Des femmes disent non

Des femmes disent non

Harvey Weinstein, l’homme aux 81 oscars, exhibitionniste, harceleur notoire et présumé violeur, vient d’être exhibé dans toute sa crudité, aux yeux du monde entier.

Un contenu proposé par Paroles Protestantes - Paris

Publié le 5 novembre 2017

Auteur : Robert Philipoussi

Astre déjà décadent dans le firmament hollywoodien. Devenu moins redoutable. Des femmes ont parlé.
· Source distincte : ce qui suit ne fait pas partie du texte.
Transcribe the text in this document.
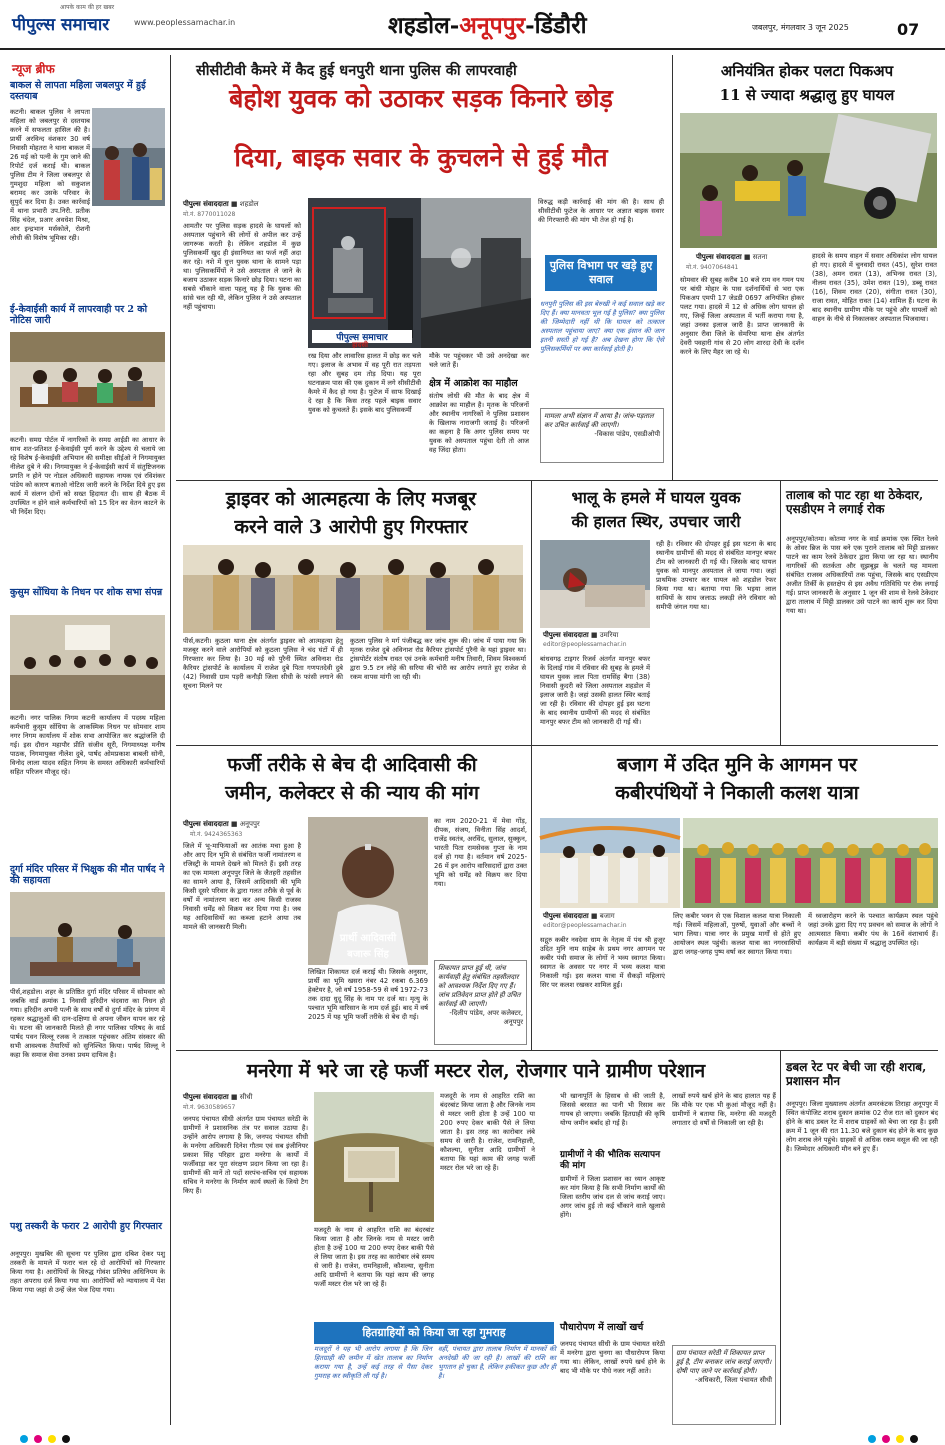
पीपुल्स समाचार
आपके काम की हर खबर
www.peoplessamachar.in	शहडोल-अनूपपुर-डिंडौरी	जबलपुर, मंगलवार 3 जून 2025	07
न्यूज ब्रीफ
बाकल से लापता महिला जबलपुर में हुई दस्तयाब
कटनी। बाकल पुलिस ने लापता महिला को जबलपुर से दस्तयाब करने में सफलता हासिल की है। प्रार्थी अरविन्द वंशकार 30 वर्ष निवासी मोहतरा ने थाना बाकल में 26 मई को पत्नी के गुम जाने की रिपोर्ट दर्ज कराई थी। बाकल पुलिस टीम ने जिला जबलपुर से गुमशुदा महिला को सकुशल बरामद कर उसके परिवार के सुपुर्द कर दिया है। उक्त कार्रवाई में थाना प्रभारी उप.निरी. प्रतीक सिंह चंदेल, प्रआर अवधेश मिश्रा, आर इन्द्रभान मर्सकोले, रोशनी लोधी की विशेष भूमिका रही।
ई-केवाईसी कार्य में लापरवाही पर 2 को नोटिस जारी
कटनी। समग्र पोर्टल में नागरिकों के समग्र आईडी का आधार के साथ शत-प्रतिशत ई-केवाईसी पूर्ण करने के उद्देश्य से चलाये जा रहे विशेष ई-केवाईसी अभियान की समीक्षा सीईओ ने निगमायुक्त नीलेश दुबे ने की। निगमायुक्त ने ई-केवाईसी कार्य में संतुष्टिजनक प्रगति न होने पर नोडल अधिकारी सहायक नायक एवं रविशंकर पांडेय को कारण बताओ नोटिस जारी करने के निर्देश दिये हुए इस कार्य में संलग्न दोनों को सख्त हिदायत दी। साथ ही बैठक में उपस्थित न होने वाले कर्मचारियों को 15 दिन का वेतन काटने के भी निर्देश दिए।
कुसुम सोंधिया के निधन पर शोक सभा संपन्न
कटनी। नगर पालिक निगम कटनी कार्यालय में पदस्थ महिला कर्मचारी कुसुम सोंधिया के आकस्मिक निधन पर सोमवार शाम नगर निगम कार्यालय में शोक सभा आयोजित कर श्रद्धांजलि दी गई। इस दौरान महापौर प्रीति संजीव सूरी, निगमाध्यक्ष मनीष पाठक, निगमायुक्त नीलेश दुबे, पार्षद ओमप्रकाश बाबली सोनी, विनोद लाला यादव सहित निगम के समस्त अधिकारी कर्मचारियों सहित परिजन मौजूद रहे।
दुर्गा मंदिर परिसर में भिक्षुक की मौत पार्षद ने की सहायता
पीर्स,शहडोल। शहर के प्रतिष्ठित दुर्गा मंदिर परिसर में सोमवार को जबकि वार्ड क्रमांक 1 निवासी हरिदीन चंदवारा का निधन हो गया। हरिदीन अपनी पत्नी के साथ वर्षों से दुर्गा मंदिर के प्रांगण में रहकर श्रद्धालुओं की दान-दक्षिणा से अपना जीवन यापन कर रहे थे। घटना की जानकारी मिलते ही नगर पालिका परिषद के वार्ड पार्षद पवन सिल्लू रजक ने तत्काल पहुंचकर अंतिम संस्कार की सभी आवश्यक तैयारियों को सुनिश्चित किया। पार्षद सिल्लू ने कहा कि समाज सेवा उनका प्रथम दायित्व है।
पशु तस्करी के फरार 2 आरोपी हुए गिरफ्तार
अनूपपुर। मुखबिर की सूचना पर पुलिस द्वारा दबिश देकर पशु तस्करी के मामले में फरार चल रहे दो आरोपियों को गिरफ्तार किया गया है। आरोपियों के विरुद्ध गोवंश प्रतिषेध अधिनियम के तहत अपराध दर्ज किया गया था। आरोपियों को न्यायालय में पेश किया गया जहां से उन्हें जेल भेज दिया गया।
सीसीटीवी कैमरे में कैद हुई धनपुरी थाना पुलिस की लापरवाही
बेहोश युवक को उठाकर सड़क किनारे छोड़
दिया, बाइक सवार के कुचलने से हुई मौत
पीपुल्स संवाददाता ■ शहडोल
मो.नं. 8770011028
पीपुल्स समाचार
हादसी
आमतौर पर पुलिस सड़क हादसे के घायलों को अस्पताल पहुंचाने की लोगों से अपील कर उन्हें जागरूक करती है। लेकिन शहडोल में कुछ पुलिसकर्मी खुद ही इंसानियत का फर्ज नहीं अदा कर रहे। नशे में धुत्त युवक थाना के सामने पड़ा था। पुलिसकर्मियों ने उसे अस्पताल ले जाने के बजाय उठाकर सड़क किनारे छोड़ दिया। घटना का सबसे चौंकाने वाला पहलू यह है कि युवक की सांसे चल रही थी, लेकिन पुलिस ने उसे अस्पताल नहीं पहुंचाया।
रख दिया और लावारिस हालत में छोड़ कर चले गए। इलाज के अभाव में वह पूरी रात तड़पता रहा और सुबह दम तोड़ दिया। यह पूरा घटनाक्रम पास की एक दुकान में लगे सीसीटीवी कैमरे में कैद हो गया है। फुटेज में साफ दिखाई दे रहा है कि किस तरह पहले बाइक सवार युवक को कुचलते हैं। इसके बाद पुलिसकर्मी
मौके पर पहुंचकर भी उसे अनदेखा कर चले जाते हैं।
क्षेत्र में आक्रोश का माहौल
संतोष लोधी की मौत के बाद क्षेत्र में आक्रोश का माहौल है। मृतक के परिजनों और स्थानीय नागरिकों ने पुलिस प्रशासन के खिलाफ नाराजगी जताई है। परिजनों का कहना है कि अगर पुलिस समय पर युवक को अस्पताल पहुंचा देती तो आज वह जिंदा होता।
विरुद्ध कड़ी कार्रवाई की मांग की है। साथ ही सीसीटीवी फुटेज के आधार पर अज्ञात बाइक सवार की गिरफ्तारी की मांग भी तेज हो गई है।
पुलिस विभाग पर खड़े हुए सवाल
धनपुरी पुलिस की इस बेरुखी ने कई सवाल खड़े कर दिए हैं। क्या मानवता भूल गई है पुलिस? क्या पुलिस की जिम्मेदारी नहीं थी कि घायल को तत्काल अस्पताल पहुंचाया जाए? क्या एक इंसान की जान इतनी सस्ती हो गई है? अब देखना होगा कि ऐसे पुलिसकर्मियों पर क्या कार्रवाई होती है।
मामला अभी संज्ञान में आया है। जांच-पड़ताल कर उचित कार्रवाई की जाएगी।
-विकास पांडेय, एसडीओपी
अनियंत्रित होकर पलटा पिकअप
11 से ज्यादा श्रद्धालु हुए घायल
पीपुल्स संवाददाता ■ सतना
मो.नं. 9407064841
सोमवार की सुबह करीब 10 बजे राम वन गमन पथ पर बांधी मोहार के पास दर्शनार्थियों से भरा एक पिकअप एमपी 17 जेडडी 0697 अनियंत्रित होकर पलट गया। हादसे में 12 से अधिक लोग घायल हो गए, जिन्हें जिला अस्पताल में भर्ती कराया गया है, जहां उनका इलाज जारी है। प्राप्त जानकारी के अनुसार रीवा जिले के सेमरिया थाना क्षेत्र अंतर्गत देवरी पवहारी गांव से 20 लोग शारदा देवी के दर्शन करने के लिए मैहर जा रहे थे।
हादसे के समय वाहन में सवार अधिकांश लोग घायल हो गए। हादसे में चुनवादी रावत (45), सुरेश रावत (38), अमन रावत (13), अभिनव रावत (3), नीलम रावत (35), उमेश रावत (19), डब्बू रावत (16), शिवम रावत (20), संगीता रावत (30), राजा रावत, मोहित रावत (14) शामिल हैं। घटना के बाद स्थानीय ग्रामीण मौके पर पहुंचे और घायलों को वाहन के नीचे से निकालकर अस्पताल भिजवाया।
ड्राइवर को आत्महत्या के लिए मजबूर
करने वाले 3 आरोपी हुए गिरफ्तार
पीर्स,कटनी। कुठला थाना क्षेत्र अंतर्गत ड्राइवर को आत्महत्या हेतु मजबूर करने वाले आरोपियों को कुठला पुलिस ने चंद घंटों में ही गिरफ्तार कर लिया है। 30 मई को पुरैनी स्थित अविनाश रोड कैरियर ट्रांसपोर्ट के कार्यालय में राजेश दुबे पिता गणपतदेवी दुबे (42) निवासी ग्राम पड़री कनौड़ी जिला सीधी के फांसी लगाने की सूचना मिलने पर
कुठला पुलिस ने मर्ग पंजीबद्ध कर जांच शुरू की। जांच में पाया गया कि मृतक राजेश दुबे अविनाश रोड कैरियर ट्रांसपोर्ट पुरैनी के यहां ड्राइवर था। ट्रांसपोर्टर संतोष रावत एवं उनके कर्मचारी मनीष तिवारी, शिवम विश्वकर्मा द्वारा 9.5 टन लोहे की सरिया की चोरी का आरोप लगाते हुए राजेश से रकम वापस मांगी जा रही थी।
भालू के हमले में घायल युवक
की हालत स्थिर, उपचार जारी
पीपुल्स संवाददाता ■ उमरिया
editor@peoplessamachar.in
बांधवगढ़ टाइगर रिजर्व अंतर्गत मानपुर बफर के दिलाई गांव में रविवार की सुबह के हमले में घायल युवक लाल पिता रामसिंह बैगा (38) निवासी कुदरी को जिला अस्पताल शहडोल में इलाज जारी है। जहां उसकी हालत स्थिर बताई जा रही है। रविवार की दोपहर हुई इस घटना के बाद स्थानीय ग्रामीणों की मदद से संबंधित मानपुर बफर टीम को जानकारी दी गई थी।
रही है। रविवार की दोपहर हुई इस घटना के बाद स्थानीय ग्रामीणों की मदद से संबंधित मानपुर बफर टीम को जानकारी दी गई थी। जिसके बाद घायल युवक को मानपुर अस्पताल ले जाया गया। जहां प्राथमिक उपचार कर घायल को शहडोल रेफर किया गया था। बताया गया कि भइया लाल साथियों के साथ जलाऊ लकड़ी लेने रविवार को समीपी जंगल गया था।
तालाब को पाट रहा था ठेकेदार, एसडीएम ने लगाई रोक
अनूपपुर/कोतमा। कोतमा नगर के वार्ड क्रमांक एक स्थित रेलवे के ओवर ब्रिज के पास बने एक पुराने तालाब को मिट्टी डालकर पाटने का काम रेलवे ठेकेदार द्वारा किया जा रहा था। स्थानीय नागरिकों की सतर्कता और सूझबूझ के चलते यह मामला संबंधित राजस्व अधिकारियों तक पहुंचा, जिसके बाद एसडीएम अजीत तिर्की के हस्तक्षेप से इस अवैध गतिविधि पर रोक लगाई गई। प्राप्त जानकारी के अनुसार 1 जून की शाम से रेलवे ठेकेदार द्वारा तालाब में मिट्टी डालकर उसे पाटने का कार्य शुरू कर दिया गया था।
फर्जी तरीके से बेच दी आदिवासी की
जमीन, कलेक्टर से की न्याय की मांग
पीपुल्स संवाददाता ■ अनूपपुर
मो.नं. 9424365363
प्रार्थी आदिवासी
बजारू सिंह
जिले में भू-माफियाओं का आतंक मचा हुआ है और आए दिन भूमि से संबंधित फर्जी नामांतरण व रजिस्ट्री के मामले देखने को मिलते हैं। इसी तरह का एक मामला अनूपपुर जिले के जैतहरी तहसील का सामने आया है, जिसमें आदिवासी की भूमि किसी दूसरे परिवार के द्वारा गलत तरीके से पूर्व के वर्षों में नामांतरण करा कर अन्य किसी राजस्व निवासी धर्मेंद्र को विक्रय कर दिया गया है। जब यह आदिवासियों का कब्जा हटाने आया तब मामले की जानकारी मिली।
लिखित शिकायत दर्ज कराई थी। जिसके अनुसार, प्रार्थी का भूमि खसरा नंबर 42 रकबा 6.369 हेक्टेयर है, जो वर्ष 1958-59 से वर्ष 1972-73 तक दादा धुदू सिंह के नाम पर दर्ज था। मृत्यु के पश्चात भूमि वारिसान के नाम दर्ज हुई। बाद में वर्ष 2025 में यह भूमि फर्जी तरीके से बेच दी गई।
का नाम 2020-21 में मेवा गोंड़, दीपक, संजय, विनीता सिंह आदर्श, राजेंद्र स्वतंत्र, अरविंद, सुलाल, सुक्कुन, भारती पिता रामसेवक गुप्ता के नाम दर्ज हो गया है। वर्तमान वर्ष 2025-26 में इन आरोप वारिसदारों द्वारा उक्त भूमि को धर्मेंद्र को विक्रय कर दिया गया।
शिकायत प्राप्त हुई थी, जांच कार्यवाही हेतु संबंधित तहसीलदार को आवश्यक निर्देश दिए गए हैं। जांच प्रतिवेदन प्राप्त होते ही उचित कार्रवाई की जाएगी।
-दिलीप पांडेय, अपर कलेक्टर, अनूपपुर
बजाग में उदित मुनि के आगमन पर
कबीरपंथियों ने निकाली कलश यात्रा
पीपुल्स संवाददाता ■ बजाग
editor@peoplessamachar.in
सद्गुरु कबीर नवदेवा धाम के नेतृत्व में पंथ श्री हुजूर उदित मुनि नाम साहेब के प्रथम नगर आगमन पर कबीर पंथी समाज के लोगों ने भव्य स्वागत किया। स्वागत के अवसर पर नगर में भव्य कलश यात्रा निकाली गई। इस कलश यात्रा में सैकड़ों महिलाएं सिर पर कलश रखकर शामिल हुईं।
लिए कबीर भवन से एक विशाल कलश यात्रा निकाली गई। जिसमें महिलाओं, पुरुषों, युवाओं और बच्चों ने भाग लिया। यात्रा नगर के प्रमुख मार्गों से होते हुए आयोजन स्थल पहुंची। कलश यात्रा का नगरवासियों द्वारा जगह-जगह पुष्प वर्षा कर स्वागत किया गया।
में ध्वजारोहण करने के पश्चात कार्यक्रम स्थल पहुंचे जहां उनके द्वारा दिए गए प्रवचन को समाज के लोगों ने आत्मसात किया। कबीर पंथ के 16वें वंशाचार्य हैं। कार्यक्रम में बड़ी संख्या में श्रद्धालु उपस्थित रहे।
मनरेगा में भरे जा रहे फर्जी मस्टर रोल, रोजगार पाने ग्रामीण परेशान
पीपुल्स संवाददाता ■ सीधी
मो.नं. 9630589657
जनपद पंचायत सीधी अंतर्गत ग्राम पंचायत सरेठी के ग्रामीणों ने प्रशासनिक तंत्र पर सवाल उठाया है। उन्होंने आरोप लगाया है कि, जनपद पंचायत सीधी के मनरेगा अधिकारी दिनेश गौतम एवं सब इंजीनियर प्रकाश सिंह परिहार द्वारा मनरेगा के कार्यों में फर्जीवाड़ा कर पूरा संरक्षण प्रदान किया जा रहा है। ग्रामीणों की मानें तो पदों सरपंच-सचिव एवं सहायक सचिव ने मनरेगा के निर्माण कार्य स्थलों के जियो टैग किए हैं।
मजदूरी के नाम से आहरित राशि का बंदरबांट किया जाता है और जिनके नाम से मस्टर जारी होता है उन्हें 100 या 200 रुपए देकर बाकी पैसे ले लिया जाता है। इस तरह का कारोबार लंबे समय से जारी है। राजेश, रामनिहाली, कौशल्या, सुनीता आदि ग्रामीणों ने बताया कि यहां काम की जगह फर्जी मस्टर रोल भरे जा रहे हैं।
मजदूरी के नाम से आहरित राशि का बंदरबांट किया जाता है और जिनके नाम से मस्टर जारी होता है उन्हें 100 या 200 रुपए देकर बाकी पैसे ले लिया जाता है। इस तरह का कारोबार लंबे समय से जारी है। राजेश, रामनिहाली, कौशल्या, सुनीता आदि ग्रामीणों ने बताया कि यहां काम की जगह फर्जी मस्टर रोल भरे जा रहे हैं।
भी खानापूर्ति के हिसाब से की जाती है, जिससे बरसात का पानी भी रिसाव कर गायब हो जाएगा। जबकि हितग्राही की कृषि योग्य जमीन बर्बाद हो गई है।
ग्रामीणों ने की भौतिक सत्यापन की मांग
ग्रामीणों ने जिला प्रशासन का ध्यान आकृष्ट कर मांग किया है कि सभी निर्माण कार्यों की जिला स्तरीय जांच दल से जांच कराई जाए। अगर जांच हुई तो कई चौंकाने वाले खुलासे होंगे।
लाखों रुपये खर्च होने के बाद हालात यह हैं कि मौके पर एक भी कुआं मौजूद नहीं है। ग्रामीणों ने बताया कि, मनरेगा की मजदूरी लगातार दो वर्षों से निकाली जा रही है।
हितग्राहियों को किया जा रहा गुमराह
मजदूरों ने यह भी आरोप लगाया है कि जिन हितग्राही की जमीन में खेत तालाब का निर्माण कराया गया है, उन्हें कई तरह से पैसा देकर गुमराह कर स्वीकृति ली गई है।
वहीं, पंचायत द्वारा तालाब निर्माण में मानकों की अनदेखी की जा रही है। लाखों की राशि का भुगतान हो चुका है, लेकिन हकीकत कुछ और ही है।
पौधारोपण में लाखों खर्च
जनपद पंचायत सीधी के ग्राम पंचायत सरेठी में मनरेगा द्वारा चुनगा का पौधारोपण किया गया था। लेकिन, लाखों रुपये खर्च होने के बाद भी मौके पर पौधे नजर नहीं आते।
ग्राम पंचायत सरेठी में शिकायत प्राप्त हुई है, टीम बनाकर जांच कराई जाएगी। दोषी पाए जाने पर कार्रवाई होगी।
-अधिकारी, जिला पंचायत सीधी
डबल रेट पर बेची जा रही शराब, प्रशासन मौन
अनूपपुर। जिला मुख्यालय अंतर्गत अमरकंटक तिराहा अनूपपुर में स्थित कंपोजिट शराब दुकान क्रमांक 02 रोज रात को दुकान बंद होने के बाद डबल रेट में शराब ग्राहकों को बेचा जा रहा है। इसी क्रम में 1 जून की रात 11.30 बजे दुकान बंद होने के बाद कुछ लोग शराब लेने पहुंचे। ग्राहकों से अधिक रकम वसूल की जा रही है। जिम्मेदार अधिकारी मौन बने हुए हैं।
En Inde, appelé le « pays du viol » par les médias occidentaux, des groupes sporadiques de femmes se mettent à se venger des violeurs et les tabassent. Depuis le viol collectif qui s’est conclu par la mort d’une étudiante à New Delhi en 2012, une prise de conscience irrésistible a commencé à se répandre.
En Arabie Saoudite, les femmes ont depuis peu obtenu et de haute lutte, le droit de conduire des voitures. Denis Baupin, ingénieur et responsable politique écologiste qui se considère comme un « libertin incompris », s’est brusquement trouvé fort dépourvu quand les plaintes sont venues (« classées sans suite »).
Même en Russie, un mouvement féministe plus structuré et plus revendicatif d’égalité commence à poindre. On y part de très loin. Ce qui est communément appelé « actualité » pourrait se figurer par la métaphore d’une tranquille étendue d’eau soudainement percée par un gros caillou (les États-Unis quittent l’Unesco, un volcan entre en éruption, un comédien célèbre meurt). Mais la vraie actualité, celle qui se déroule en fond, nous avons du mal à la percevoir. Si nous la percevions, nous nous rendrions compte que les grands mouvements sont plutôt bénéfiques. Il semblerait en l’occurrence que nous soyons proches de mettre à égalité les hommes et les femmes.

Nous étions peut-être trop occupés sur d’autres thèmes d’injustices. Et peut-être enfarinés par l’opinion selon laquelle, sur le terrain de la condition féminine, en tous les cas chez nous, les problèmes étaient résolus. Et nous sommes restés presque aveugles sur le caractère massif des comportements harceleurs, voire criminels, d’hommes – en général des n+1 – sur des femmes. Et si toutefois nous en étions conscients (en général, n’importe quelle femme en a conscience), nous ne faisions pas le lien avec un fait statistique : tous les 3 jours, en France, une femme meurt sous les coups de son conjoint. Aucun rapport ? Eh bien si. C’est le même phénomène, avec une différence d’intensité. Et ce phénomène s’appelle l’abus de pouvoir sur (ce qui n’est considéré que comme) un corps, présumé sans volonté autre que d’être agressé. Un corps qu’on peut donc pincer, caresser, embrasser, devant lequel on peut s’exhiber, qu’on peut pénétrer, qu’on peut battre, qu’on peut tuer, et même après son extinction, qu’on peut nier.

Même les plus narquois d’entre nous, même les plus juristes dans l’âme, même les moins politiquement corrects ont pu être effarés par la Une des Inrockuptibles incluant la tête de Bertrand Cantat (celui qui a fait trois ans de prison pour avoir « involontairement » selon le droit lithuanien, tué sa femme, Marie Trintignant, à coup de poings). Ce que j’ai vu moi, c’est qu’il a gagné sa Une grâce à son féminicide*. Poète maudit ? (rires dans la salle de spectacle déserte). Ce qui est en train de se former sous nos yeux, c’est une vague morale. Pas moraliste : morale. Plus aucun argument, du plus débile (« si on peut plus rigoler ») au plus religieux (« les femmes ne sont pas propriétaires d’elles-mêmes ») ne va pouvoir tenir longtemps. Ça parle. L’inter-dit (ce qui est littéralement situé dans « une faille du dire »), tombe. On croyait qu’il était déjà tombé. C’était une illusion probablement bien entretenue. Ça va faire du bien à tout le monde.